By contrast, those organisations that have successfully put in place revenue lifecycle management initiatives that have led to sustainable revenue and profit performance improvements have typically embraced this challenge. They have recognised the highly transformational nature of breaking down functional and other organisational silos, by making the CFO and CEO directly responsible for sponsoring the required steps, so very visibly prioritising pricing within the business as a strategic, cross-functional and urgent initiative.

Evolutionary change

Companies should not be scared off by the apparent scale of the challenge of implementing end-to-end revenue management

Having said that, companies should not be scared off by the apparent scale of the challenge of implementing end-to-end revenue management.

It is true that in newer aspects of business development such as tender management, there is a dearth of skills within the Life Sciences industry. Yet other sectors such as hospitality and airlines, for example, are much more advanced in revenue management and have a wealth of expertise which can readily transfer across operating environments.

Yet in other areas such as reference pricing, the move towards an end-to-end pricing approach is more evolutionary. In many cases there are likely to be skills already in the business that can be honed and adapted to meet the new challenges facing the enterprise’s top and bottom line performance.

The right recipe

As in any recipe, success demands the right ingredients, all of which are essential to some degree to ensure the right result – in this case putting price and profit optimisation and revenue management at the centre of the organisation’s development strategy.

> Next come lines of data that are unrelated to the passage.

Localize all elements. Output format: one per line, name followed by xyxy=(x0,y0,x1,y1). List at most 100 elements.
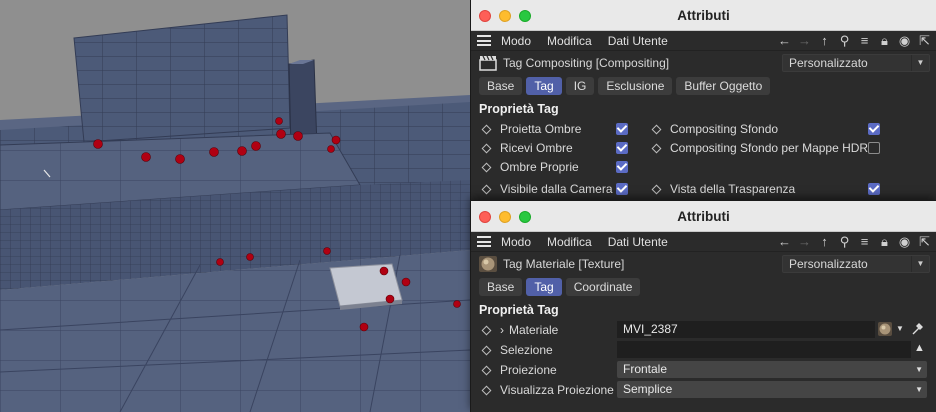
visualizza-proiezione-value: Semplice xyxy=(623,382,673,396)
menu-dati-utente[interactable]: Dati Utente xyxy=(608,235,668,249)
up-arrow-icon[interactable]: ↑ xyxy=(817,234,832,249)
close-window-button[interactable] xyxy=(479,211,491,223)
menu-modifica[interactable]: Modifica xyxy=(547,34,592,48)
lock-icon[interactable]: 🔒︎ xyxy=(877,234,892,249)
menu-modo[interactable]: Modo xyxy=(501,235,531,249)
tab-esclusione[interactable]: Esclusione xyxy=(598,77,673,95)
prop-label: Compositing Sfondo xyxy=(670,122,779,136)
new-window-icon[interactable]: ⇱ xyxy=(917,234,932,249)
keyframe-diamond-icon[interactable] xyxy=(651,124,662,134)
checkbox-visibile-camera[interactable] xyxy=(616,183,628,195)
object-name: Tag Compositing [Compositing] xyxy=(503,56,670,70)
materiale-field[interactable]: MVI_2387 xyxy=(617,321,875,338)
section-title: Proprietà Tag xyxy=(479,102,559,116)
menu-modifica[interactable]: Modifica xyxy=(547,235,592,249)
3d-viewport[interactable] xyxy=(0,0,470,412)
tab-buffer-oggetto[interactable]: Buffer Oggetto xyxy=(676,77,771,95)
forward-arrow-icon[interactable]: → xyxy=(797,33,812,48)
tab-bar: Base Tag IG Esclusione Buffer Oggetto xyxy=(471,75,936,97)
menu-bar: Modo Modifica Dati Utente ← → ↑ ⚲ ≡ 🔒︎ ◉… xyxy=(471,232,936,252)
window-titlebar[interactable]: Attributi xyxy=(471,0,936,31)
chevron-down-icon: ▼ xyxy=(915,365,923,374)
checkbox-compositing-sfondo[interactable] xyxy=(868,123,880,135)
search-icon[interactable]: ⚲ xyxy=(837,234,852,249)
tab-base[interactable]: Base xyxy=(479,278,523,296)
properties-grid: Proietta Ombre Ricevi Ombre Ombre Propri… xyxy=(471,119,936,199)
back-arrow-icon[interactable]: ← xyxy=(777,33,792,48)
chevron-down-icon[interactable]: ▼ xyxy=(896,324,904,333)
zoom-window-button[interactable] xyxy=(519,211,531,223)
section-title: Proprietà Tag xyxy=(479,303,559,317)
preset-value: Personalizzato xyxy=(789,257,868,271)
tab-coordinate[interactable]: Coordinate xyxy=(565,278,641,296)
back-arrow-icon[interactable]: ← xyxy=(777,234,792,249)
preset-value: Personalizzato xyxy=(789,56,868,70)
minimize-window-button[interactable] xyxy=(499,211,511,223)
keyframe-diamond-icon[interactable] xyxy=(481,184,492,194)
search-icon[interactable]: ⚲ xyxy=(837,33,852,48)
close-window-button[interactable] xyxy=(479,10,491,22)
keyframe-diamond-icon[interactable] xyxy=(481,162,492,172)
back-panel xyxy=(73,14,291,143)
viewport-scene xyxy=(0,0,470,412)
filter-icon[interactable]: ≡ xyxy=(857,33,872,48)
attributes-window-material: Attributi Modo Modifica Dati Utente ← → … xyxy=(470,200,936,412)
visualizza-proiezione-dropdown[interactable]: Semplice ▼ xyxy=(617,381,927,398)
tab-base[interactable]: Base xyxy=(479,77,523,95)
keyframe-diamond-icon[interactable] xyxy=(651,184,662,194)
preset-dropdown[interactable]: Personalizzato ▼ xyxy=(782,255,930,273)
menu-bar: Modo Modifica Dati Utente ← → ↑ ⚲ ≡ 🔒︎ ◉… xyxy=(471,31,936,51)
triangle-up-icon[interactable]: ▲ xyxy=(914,342,925,354)
keyframe-diamond-icon[interactable] xyxy=(481,124,492,134)
keyframe-diamond-icon[interactable] xyxy=(481,143,492,153)
material-thumbnail-icon[interactable] xyxy=(878,322,892,336)
checkbox-ombre-proprie[interactable] xyxy=(616,161,628,173)
checkbox-vista-trasparenza[interactable] xyxy=(868,183,880,195)
keyframe-diamond-icon[interactable] xyxy=(481,385,492,395)
up-arrow-icon[interactable]: ↑ xyxy=(817,33,832,48)
tab-ig[interactable]: IG xyxy=(565,77,595,95)
prop-compositing-sfondo-hdr: Compositing Sfondo per Mappe HDR xyxy=(649,138,868,158)
prop-label: Proiezione xyxy=(500,363,557,377)
expand-chevron-icon[interactable]: › xyxy=(500,323,504,337)
checkbox-ricevi-ombre[interactable] xyxy=(616,142,628,154)
target-icon[interactable]: ◉ xyxy=(897,234,912,249)
prop-label: Selezione xyxy=(500,343,553,357)
selezione-field[interactable] xyxy=(617,341,911,358)
chevron-down-icon: ▼ xyxy=(911,256,929,272)
checkbox-proietta-ombre[interactable] xyxy=(616,123,628,135)
prop-visualizza-proiezione: Visualizza Proiezione xyxy=(479,380,614,400)
hamburger-menu-icon[interactable] xyxy=(477,236,491,247)
keyframe-diamond-icon[interactable] xyxy=(481,345,492,355)
window-titlebar[interactable]: Attributi xyxy=(471,201,936,232)
menu-modo[interactable]: Modo xyxy=(501,34,531,48)
target-icon[interactable]: ◉ xyxy=(897,33,912,48)
keyframe-diamond-icon[interactable] xyxy=(651,143,662,153)
picker-eyedropper-icon[interactable] xyxy=(911,322,924,336)
filter-icon[interactable]: ≡ xyxy=(857,234,872,249)
object-row: Tag Materiale [Texture] Personalizzato ▼ xyxy=(471,252,936,276)
lock-icon[interactable]: 🔒︎ xyxy=(877,33,892,48)
tab-tag[interactable]: Tag xyxy=(526,77,562,95)
new-window-icon[interactable]: ⇱ xyxy=(917,33,932,48)
keyframe-diamond-icon[interactable] xyxy=(481,365,492,375)
properties-grid: › Materiale MVI_2387 ▼ Selezione ▲ Proie… xyxy=(471,320,936,402)
menu-dati-utente[interactable]: Dati Utente xyxy=(608,34,668,48)
window-title: Attributi xyxy=(677,208,730,224)
keyframe-diamond-icon[interactable] xyxy=(481,325,492,335)
checkbox-compositing-sfondo-hdr[interactable] xyxy=(868,142,880,154)
materiale-value: MVI_2387 xyxy=(623,322,678,336)
hamburger-menu-icon[interactable] xyxy=(477,35,491,46)
prop-ombre-proprie: Ombre Proprie xyxy=(479,157,579,177)
prop-label: Proietta Ombre xyxy=(500,122,582,136)
forward-arrow-icon[interactable]: → xyxy=(797,234,812,249)
proiezione-dropdown[interactable]: Frontale ▼ xyxy=(617,361,927,378)
zoom-window-button[interactable] xyxy=(519,10,531,22)
material-sphere-icon xyxy=(479,256,497,272)
prop-selezione: Selezione xyxy=(479,340,553,360)
prop-label: Visualizza Proiezione xyxy=(500,383,614,397)
window-title: Attributi xyxy=(677,7,730,23)
minimize-window-button[interactable] xyxy=(499,10,511,22)
preset-dropdown[interactable]: Personalizzato ▼ xyxy=(782,54,930,72)
tab-tag[interactable]: Tag xyxy=(526,278,562,296)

Identifying and putting in place the right talent and resources is one of several key ingredients, which include an appropriate strategy, the right processes and organisational structure, as well as  supporting technologies and toolsets.

To achieve this, Life Sciences firms may need to look outside the industry for some specialist skills. Yet with the right top-down vision, impetus and companywide support, there is almost certainly a pool of talent within the existing business capable of embracing a more strategic approach to revenue management.